De nombreux apologistes de la guerre en Irak cherchent à justifier leur soutien en arguant que des « erreurs » ont été commises, que si, par exemple, la fonction publique et l’armée irakiennes n’avaient pas été dissoutes après l’invasion américaine, l’occupation aurait fonctionné. Ils insistent sur le fait que nos intentions étaient honorables. Ils ignorent l’orgueil démesuré et les mensonges qui ont conduit à la guerre, la croyance erronée que les États-Unis pouvaient être la seule grande puissance dans un monde unipolaire. Ils ignorent les dépenses militaires massives engagées chaque année pour réaliser ce fantasme. Ils ignorent que la guerre en Irak n’était qu’un épisode de cette quête démente.

Un bilan national des fiascos militaires au Moyen-Orient mettrait à nu l’illusion de la classe dirigeante. Mais ce bilan n’a pas lieu. Nous essayons d’oublier les cauchemars que nous avons perpétués au Moyen-Orient, en les enterrant dans une amnésie collective. « La troisième guerre mondiale commence par l’oubli », prévient Stephen Wertheim.

La célébration de notre « vertu » nationale par l’envoi d’armes en Ukraine, par le maintien d’au moins 750 bases militaires dans plus de 70 pays et par l’expansion de notre présence navale en mer de Chine méridionale, est destinée à alimenter ce rêve de domination mondiale.

Ce que les mandarins de Washington ne parviennent pas à comprendre, c’est que la majeure partie du globe ne croit pas au mensonge de la bienveillance américaine et ne soutient pas les justifications des interventions américaines. La Chine et la Russie, plutôt que d’accepter passivement l’hégémonie américaine, renforcent leurs armées et leurs alliances stratégiques. La semaine dernière, la Chine a négocié un accord entre l’Iran et l’Arabie saoudite pour rétablir des relations après sept ans d’hostilité, ce que l’on attendait autrefois des diplomates américains. L’influence croissante de la Chine crée une prophétie auto-réalisatrice pour ceux qui appellent à la guerre avec la Russie et la Chine, une prophétie qui aura des conséquences bien plus catastrophiques que celles au Moyen-Orient.

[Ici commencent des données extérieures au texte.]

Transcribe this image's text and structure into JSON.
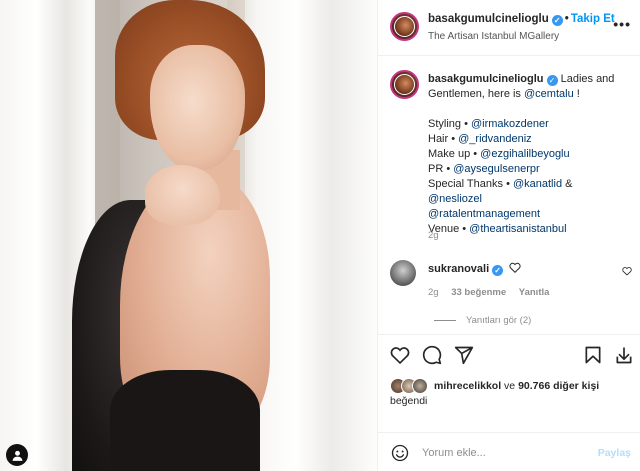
{
  "post": {
    "username": "basakgumulcinelioglu",
    "follow_label": "Takip Et",
    "location": "The Artisan Istanbul MGallery",
    "more_label": "•••"
  },
  "caption": {
    "username": "basakgumulcinelioglu",
    "text_before": "Ladies and Gentlemen, here is",
    "mention": "@cemtalu",
    "text_after": "!",
    "credits": [
      {
        "label": "Styling •",
        "tag": "@irmakozdener"
      },
      {
        "label": "Hair •",
        "tag": "@_ridvandeniz"
      },
      {
        "label": "Make up •",
        "tag": "@ezgihalilbeyoglu"
      },
      {
        "label": "PR •",
        "tag": "@aysegulsenerpr"
      }
    ],
    "special_label": "Special Thanks •",
    "special_tag1": "@kanatlid",
    "special_amp": "&",
    "special_tag2": "@nesliozel",
    "special_tag3": "@ratalentmanagement",
    "venue_label": "Venue •",
    "venue_tag": "@theartisanistanbul",
    "time": "2g"
  },
  "comment": {
    "username": "sukranovali",
    "time": "2g",
    "likes": "33 beğenme",
    "reply_label": "Yanıtla",
    "view_replies": "Yanıtları gör (2)"
  },
  "likes": {
    "first_user": "mihrecelikkol",
    "connector": "ve",
    "others": "90.766 diğer kişi",
    "suffix": "beğendi"
  },
  "comment_bar": {
    "placeholder": "Yorum ekle...",
    "post_label": "Paylaş"
  },
  "colors": {
    "link": "#00376b",
    "accent": "#0095f6",
    "verified": "#3897f0",
    "muted": "#8e8e8e"
  },
  "icons": [
    "user-icon",
    "more-icon",
    "verified-icon",
    "heart-icon",
    "comment-icon",
    "share-icon",
    "save-icon",
    "download-icon",
    "emoji-icon"
  ]
}
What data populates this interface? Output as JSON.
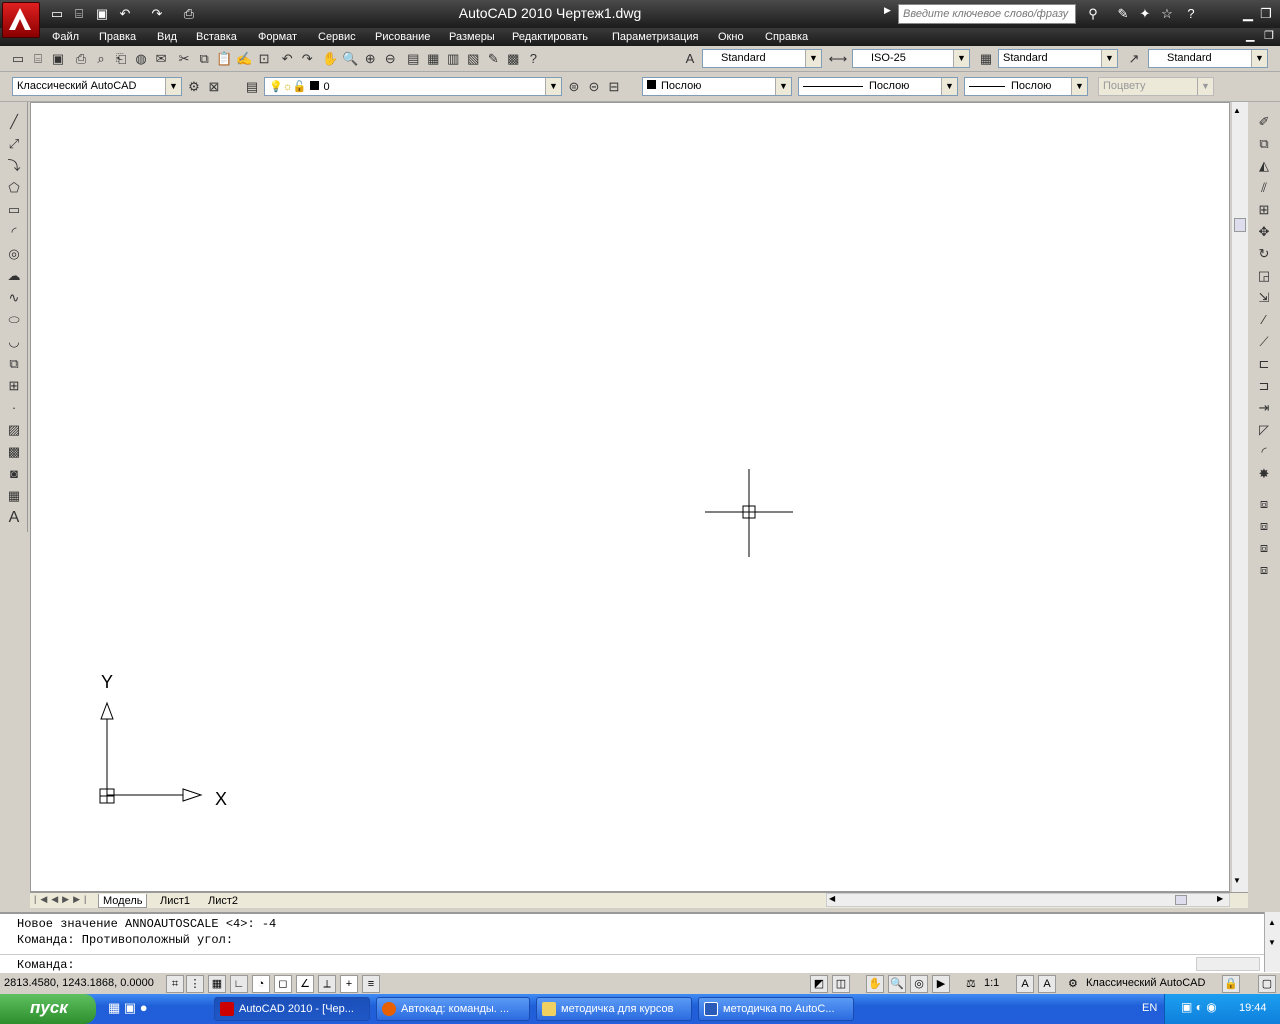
{
  "window": {
    "title": "AutoCAD 2010    Чертеж1.dwg",
    "search_placeholder": "Введите ключевое слово/фразу"
  },
  "menu": [
    "Файл",
    "Правка",
    "Вид",
    "Вставка",
    "Формат",
    "Сервис",
    "Рисование",
    "Размеры",
    "Редактировать",
    "Параметризация",
    "Окно",
    "Справка"
  ],
  "styles": {
    "text_style": "Standard",
    "dim_style": "ISO-25",
    "table_style": "Standard",
    "mleader_style": "Standard"
  },
  "workspace": {
    "name": "Классический AutoCAD"
  },
  "layer": {
    "name": "0"
  },
  "properties": {
    "color": "Послою",
    "linetype": "Послою",
    "lineweight": "Послою",
    "plotstyle": "Поцвету"
  },
  "ucs": {
    "x_label": "X",
    "y_label": "Y"
  },
  "tabs": [
    "Модель",
    "Лист1",
    "Лист2"
  ],
  "command": {
    "line1": "Новое значение ANNOAUTOSCALE <4>: -4",
    "line2": "Команда: Противоположный угол:",
    "prompt": "Команда:"
  },
  "status": {
    "coords": "2813.4580, 1243.1868, 0.0000",
    "scale": "1:1",
    "workspace": "Классический AutoCAD"
  },
  "taskbar": {
    "start": "пуск",
    "tasks": [
      "AutoCAD 2010 - [Чер...",
      "Автокад: команды. ...",
      "методичка для курсов",
      "методичка по AutoC..."
    ],
    "lang": "EN",
    "time": "19:44"
  }
}
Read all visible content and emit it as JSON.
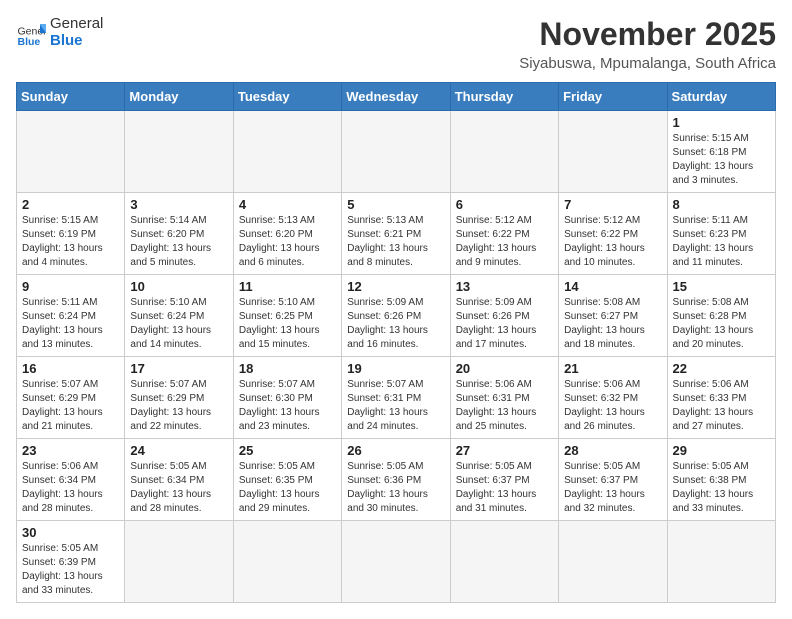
{
  "header": {
    "logo_text_general": "General",
    "logo_text_blue": "Blue",
    "title": "November 2025",
    "subtitle": "Siyabuswa, Mpumalanga, South Africa"
  },
  "weekdays": [
    "Sunday",
    "Monday",
    "Tuesday",
    "Wednesday",
    "Thursday",
    "Friday",
    "Saturday"
  ],
  "weeks": [
    [
      {
        "day": "",
        "info": ""
      },
      {
        "day": "",
        "info": ""
      },
      {
        "day": "",
        "info": ""
      },
      {
        "day": "",
        "info": ""
      },
      {
        "day": "",
        "info": ""
      },
      {
        "day": "",
        "info": ""
      },
      {
        "day": "1",
        "info": "Sunrise: 5:15 AM\nSunset: 6:18 PM\nDaylight: 13 hours\nand 3 minutes."
      }
    ],
    [
      {
        "day": "2",
        "info": "Sunrise: 5:15 AM\nSunset: 6:19 PM\nDaylight: 13 hours\nand 4 minutes."
      },
      {
        "day": "3",
        "info": "Sunrise: 5:14 AM\nSunset: 6:20 PM\nDaylight: 13 hours\nand 5 minutes."
      },
      {
        "day": "4",
        "info": "Sunrise: 5:13 AM\nSunset: 6:20 PM\nDaylight: 13 hours\nand 6 minutes."
      },
      {
        "day": "5",
        "info": "Sunrise: 5:13 AM\nSunset: 6:21 PM\nDaylight: 13 hours\nand 8 minutes."
      },
      {
        "day": "6",
        "info": "Sunrise: 5:12 AM\nSunset: 6:22 PM\nDaylight: 13 hours\nand 9 minutes."
      },
      {
        "day": "7",
        "info": "Sunrise: 5:12 AM\nSunset: 6:22 PM\nDaylight: 13 hours\nand 10 minutes."
      },
      {
        "day": "8",
        "info": "Sunrise: 5:11 AM\nSunset: 6:23 PM\nDaylight: 13 hours\nand 11 minutes."
      }
    ],
    [
      {
        "day": "9",
        "info": "Sunrise: 5:11 AM\nSunset: 6:24 PM\nDaylight: 13 hours\nand 13 minutes."
      },
      {
        "day": "10",
        "info": "Sunrise: 5:10 AM\nSunset: 6:24 PM\nDaylight: 13 hours\nand 14 minutes."
      },
      {
        "day": "11",
        "info": "Sunrise: 5:10 AM\nSunset: 6:25 PM\nDaylight: 13 hours\nand 15 minutes."
      },
      {
        "day": "12",
        "info": "Sunrise: 5:09 AM\nSunset: 6:26 PM\nDaylight: 13 hours\nand 16 minutes."
      },
      {
        "day": "13",
        "info": "Sunrise: 5:09 AM\nSunset: 6:26 PM\nDaylight: 13 hours\nand 17 minutes."
      },
      {
        "day": "14",
        "info": "Sunrise: 5:08 AM\nSunset: 6:27 PM\nDaylight: 13 hours\nand 18 minutes."
      },
      {
        "day": "15",
        "info": "Sunrise: 5:08 AM\nSunset: 6:28 PM\nDaylight: 13 hours\nand 20 minutes."
      }
    ],
    [
      {
        "day": "16",
        "info": "Sunrise: 5:07 AM\nSunset: 6:29 PM\nDaylight: 13 hours\nand 21 minutes."
      },
      {
        "day": "17",
        "info": "Sunrise: 5:07 AM\nSunset: 6:29 PM\nDaylight: 13 hours\nand 22 minutes."
      },
      {
        "day": "18",
        "info": "Sunrise: 5:07 AM\nSunset: 6:30 PM\nDaylight: 13 hours\nand 23 minutes."
      },
      {
        "day": "19",
        "info": "Sunrise: 5:07 AM\nSunset: 6:31 PM\nDaylight: 13 hours\nand 24 minutes."
      },
      {
        "day": "20",
        "info": "Sunrise: 5:06 AM\nSunset: 6:31 PM\nDaylight: 13 hours\nand 25 minutes."
      },
      {
        "day": "21",
        "info": "Sunrise: 5:06 AM\nSunset: 6:32 PM\nDaylight: 13 hours\nand 26 minutes."
      },
      {
        "day": "22",
        "info": "Sunrise: 5:06 AM\nSunset: 6:33 PM\nDaylight: 13 hours\nand 27 minutes."
      }
    ],
    [
      {
        "day": "23",
        "info": "Sunrise: 5:06 AM\nSunset: 6:34 PM\nDaylight: 13 hours\nand 28 minutes."
      },
      {
        "day": "24",
        "info": "Sunrise: 5:05 AM\nSunset: 6:34 PM\nDaylight: 13 hours\nand 28 minutes."
      },
      {
        "day": "25",
        "info": "Sunrise: 5:05 AM\nSunset: 6:35 PM\nDaylight: 13 hours\nand 29 minutes."
      },
      {
        "day": "26",
        "info": "Sunrise: 5:05 AM\nSunset: 6:36 PM\nDaylight: 13 hours\nand 30 minutes."
      },
      {
        "day": "27",
        "info": "Sunrise: 5:05 AM\nSunset: 6:37 PM\nDaylight: 13 hours\nand 31 minutes."
      },
      {
        "day": "28",
        "info": "Sunrise: 5:05 AM\nSunset: 6:37 PM\nDaylight: 13 hours\nand 32 minutes."
      },
      {
        "day": "29",
        "info": "Sunrise: 5:05 AM\nSunset: 6:38 PM\nDaylight: 13 hours\nand 33 minutes."
      }
    ],
    [
      {
        "day": "30",
        "info": "Sunrise: 5:05 AM\nSunset: 6:39 PM\nDaylight: 13 hours\nand 33 minutes."
      },
      {
        "day": "",
        "info": ""
      },
      {
        "day": "",
        "info": ""
      },
      {
        "day": "",
        "info": ""
      },
      {
        "day": "",
        "info": ""
      },
      {
        "day": "",
        "info": ""
      },
      {
        "day": "",
        "info": ""
      }
    ]
  ]
}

La guerre permanente suscite une lassitude nationale, en particulier lorsque l’inflation ravage les revenus des familles et que 57 % des Américains ne sont pas en mesure de faire face à une dépense d’urgence de 1 000 dollars. Le Parti démocrate et l’establishment du Parti républicain, qui a colporté les mensonges sur l’Irak, sont des partis de la guerre. L’appel de Donald Trump à mettre fin à la guerre en Ukraine, tout comme sa dénonciation de la guerre en Irak comme la « pire décision » de l’histoire américaine, sont des positions politiques attrayantes pour les Américains qui luttent pour rester à flot. Les travailleurs pauvres, même ceux dont les possibilités d’éducation et d’emploi sont limitées, ne sont plus aussi enclins à remplir les rangs. Ils ont des préoccupations bien plus urgentes qu’un monde unipolaire ou une guerre avec la Russie ou la Chine. L’isolationnisme de l’extrême droite est une arme politique puissante.

Les souteneurs de la guerre, sautant de fiasco en fiasco, s’accrochent à la chimère de la suprématie mondiale des États-Unis. La danse macabre ne s’arrêtera pas tant que nous ne les tiendrons pas publiquement responsables de leurs crimes, que nous ne demanderons pas pardon à ceux que nous avons offensés et que nous ne renoncerons pas à notre soif de puissance mondiale incontestée. Le jour du bilan, vital si nous voulons protéger ce qui reste de notre démocratie anémique et freiner les appétits de la machine de guerre, ne viendra que lorsque nous construirons des organisations anti-guerre de masse qui exigeront la fin de la folie impériale qui menace d’éteindre la vie sur la planète.